L.V. Hull, Untitled, 2002. Acrylic paint on saw. Collection Arts Foundation of Kosciusko, gift of Kohler Foundation, Inc. Courtesy Arts Foundation of Kosciusko and Estate of L.V. Hull
Also in spring 2026, the first major museum exhibition devoted to Hull will take place simultaneously at the Legacy Center and the
Mississippi Museum of Art (MMA) in Jackson, the state capital. Through this exhibition, cocurators Ryan N. Dennis, Annalise Flynn, and Yaphet Smith present an expanded account of American creativity—one that holds space for Black, female, self-taught, rural artists like Hull, who worked outside the mainstream art world. At MMA, the curatorial team will organize Hull’s artwork using display methods inspired by how she arranged works in her home. The Legacy Center exhibition will focus on her impact on her community and feature Hull’s archive and her artwork, which has been conserved by the
Kohler Foundation.
L.V. Hull’s art installed in dense displays throughout her home in Kosciusko, MS, 1997. Collection Wilson Special Collections Library, University of North Carolina at Chapel Hill. Courtesy Souls Grown Deep and Estate of L.V. Hull. Photo: Bill Arnett
Ryan N. Dennis is Co-Director and Chief Curator at Contemporary Arts Museum Houston (CAMH). Since joining CAMH in 2023, she stewarded Rebirth in Action, the museum’s collaboration with Houston Freedmen’s Town Conservancy (HFTC), and co-curated Theaster Gates’ blockbuster solo exhibition The Gift and The Renege (2024). Dennis came to CAMH from the Mississippi Museum of Art (Jackson), where she curated exhibitions such as Betye Saar: Call & Response (2021) and Leonardo Drew: City in the Garden (2020). She also organized the Center for Art and Public Exchange’s (CAPE) 2021 Artist-in-Residence project with Shani Peters, Collective Care for Black Mothers and Caretakers, in collaboration with the Jackson community. Dennis co-curated the critically acclaimed exhibition A Movement in Every Direction: Legacies of the Great Migration (2022–ongoing), and the 2021 Texas Biennial: A New Landscape, A Possible Horizon.
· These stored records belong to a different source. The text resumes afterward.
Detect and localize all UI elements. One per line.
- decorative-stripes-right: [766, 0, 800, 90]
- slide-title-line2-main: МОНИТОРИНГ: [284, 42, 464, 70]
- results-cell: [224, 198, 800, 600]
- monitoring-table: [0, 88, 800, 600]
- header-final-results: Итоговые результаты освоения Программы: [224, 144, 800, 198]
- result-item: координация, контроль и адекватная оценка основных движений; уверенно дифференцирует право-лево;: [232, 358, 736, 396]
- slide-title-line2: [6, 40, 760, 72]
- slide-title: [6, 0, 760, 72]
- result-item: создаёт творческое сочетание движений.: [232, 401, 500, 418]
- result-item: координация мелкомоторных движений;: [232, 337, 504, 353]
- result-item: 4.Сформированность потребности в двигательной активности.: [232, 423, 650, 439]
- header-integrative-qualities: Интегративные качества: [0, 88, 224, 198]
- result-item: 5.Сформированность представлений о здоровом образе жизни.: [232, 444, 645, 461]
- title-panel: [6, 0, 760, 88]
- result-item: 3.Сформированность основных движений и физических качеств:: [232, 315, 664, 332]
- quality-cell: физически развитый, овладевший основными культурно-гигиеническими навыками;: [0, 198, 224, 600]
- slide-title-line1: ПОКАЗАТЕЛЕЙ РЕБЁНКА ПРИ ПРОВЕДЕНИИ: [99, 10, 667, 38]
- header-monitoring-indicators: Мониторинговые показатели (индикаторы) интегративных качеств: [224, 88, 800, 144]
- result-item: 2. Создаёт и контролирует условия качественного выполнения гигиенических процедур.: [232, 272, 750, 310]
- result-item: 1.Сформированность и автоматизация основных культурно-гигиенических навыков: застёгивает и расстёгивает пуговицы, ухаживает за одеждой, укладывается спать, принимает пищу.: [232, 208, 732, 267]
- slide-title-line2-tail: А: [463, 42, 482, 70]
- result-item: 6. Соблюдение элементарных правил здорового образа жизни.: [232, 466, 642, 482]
Annalise Flynn is an independent curator and arts administrator based in Sheboygan, WI. Her current clients include the Kohler Foundation, where she manages SPACES Archives (Saving and Preserving Arts and Cultural Environments), the world’s largest repository of archival documentation related to artist-built environments; the School of the Art Institute of Chicago (SAIC), where she teaches a survey course dedicated to artist-built environments; and both the Arts Foundation of Kosciusko and the Keysmith Foundation, for whom she is assisting with the preservation of the artist L.V. Hull’s work, home, and legacy. Flynn serves on the founding board for the Artist-Built Environment Network (ABEN). Her work centers on highlighting vernacular creative activity, using material, collective memory, and place as research pillars. She holds a BS from Northwestern University and an MA in Art History, Theory, and Criticism from SAIC.
Yaphet Smith is a screenwriter, lawyer, and documentary filmmaker based in Austin, TX. Dedicated to enriching life through story, he focuses on narratives that reflect the full humanity of Black people. He is currently exploring the power of storytelling through the preservation and activation of the legacy of artist L.V. Hull. To this end, Smith serves as liaison to Hull’s estate, President of the Keysmith Foundation (the steward of her historic home), and Vice President of Curation for the Arts Foundation of Kosciusko, which is developing the L.V. Hull Legacy Center on the street where she lived. He is also the director of the forthcoming documentary Love Is a Sensation, an affectionate, one-hour home movie portrait of Hull and her quest to present a cherished work of art to blues legend B.B. King.